The Review - AT THE MOVIES with WILLIAM HALL Published: 21 June 2007
Marion Cotillard as France’s legendary Edith Piaf performing on stage in La Vie En Rose
France’s beloved songbird
LA VIE EN ROSE
Directed by Olivier Dahan
Certificate 12a
IT has to be her. A back view of a painfully thin silhouette framed by a theatrical spotlight, staring down from the stage on a rapt and silent theatre. Then… the haunting voice of Edith Piaf, France’s legendary Little Sparrow, fills the auditorium with her most famous song No Regrets, and the echoes thunder back off the walls as the audience rises to her in a standing ovation.
That voice has echoed down the decades ever since “La Mome” (the sparrow) was discovered as a street urchin singing for her supper in the thirties, and went on to become the darling of Parisian society with her songs of loneliness and despair.

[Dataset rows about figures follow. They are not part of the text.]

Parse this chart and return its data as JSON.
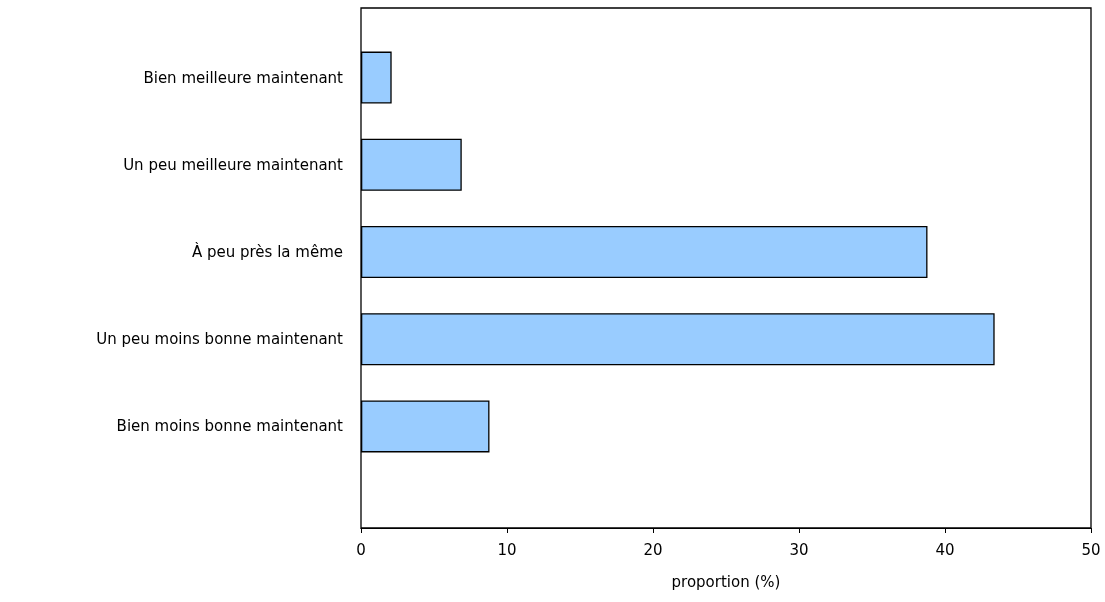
{
  "chart_data": {
    "type": "bar",
    "orientation": "horizontal",
    "xlabel": "proportion (%)",
    "categories": [
      "Bien meilleure maintenant",
      "Un peu meilleure maintenant",
      "À peu près la même",
      "Un peu moins bonne maintenant",
      "Bien moins bonne maintenant"
    ],
    "values": [
      2.1,
      6.9,
      38.8,
      43.4,
      8.8
    ],
    "color": "#99ccff",
    "xlim": [
      0,
      50
    ],
    "xticks": [
      0,
      10,
      20,
      30,
      40,
      50
    ],
    "grid": false
  }
}
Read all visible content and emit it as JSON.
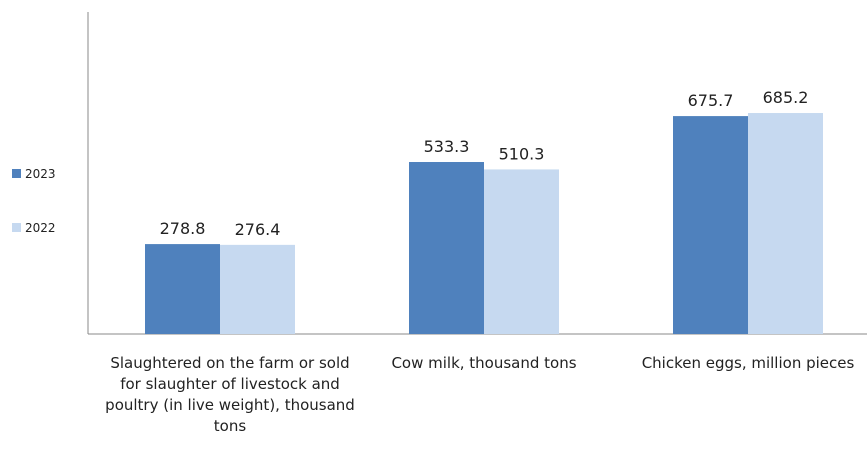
{
  "chart_data": {
    "type": "bar",
    "categories": [
      "Slaughtered on the farm or sold for slaughter of livestock and poultry (in live weight), thousand tons",
      "Cow milk, thousand tons",
      "Chicken eggs, million pieces"
    ],
    "series": [
      {
        "name": "2023",
        "values": [
          278.8,
          533.3,
          675.7
        ],
        "color": "#4f81bd"
      },
      {
        "name": "2022",
        "values": [
          276.4,
          510.3,
          685.2
        ],
        "color": "#c6d9f0"
      }
    ],
    "title": "",
    "xlabel": "",
    "ylabel": "",
    "ylim": [
      0,
      800
    ],
    "grid": false,
    "legend_position": "left"
  }
}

With her chalk-white face and all-black outfit, Marion Cotillard uncannily brings the icon to life against a background of night-clubs and candle-lit Left Bank cellars. The anguish in Piaf’s voice (yes, it’s the real thing we’re hearing, lip-synched by the actress) matches her life, with its succession of ill-fated love affairs, drink and drugs before her death from cancer in 1963 at the age of 48.
Among the men in the Sparrow’s career are her mentor Louis Leplee (Gerard Depardieu) and the true love of her life, middleweight boxing champion Marcel Cedan (Jean-Pierre Martins) who would die in an air crash on his way to a clandestine meeting with her.
Director Olivier Dahan charts a riveting account of a woman whose heart-rending search for love and happiness was eclipsed by her public image as one of the most memorable voices ever heard. These are harrowing scenes, made almost unbearable by the powerful songs that accompany them.
And the film belongs to Marion Cotillard, in a shattering performance which, if there’s any justice, will surely be recognised at Oscar time next year.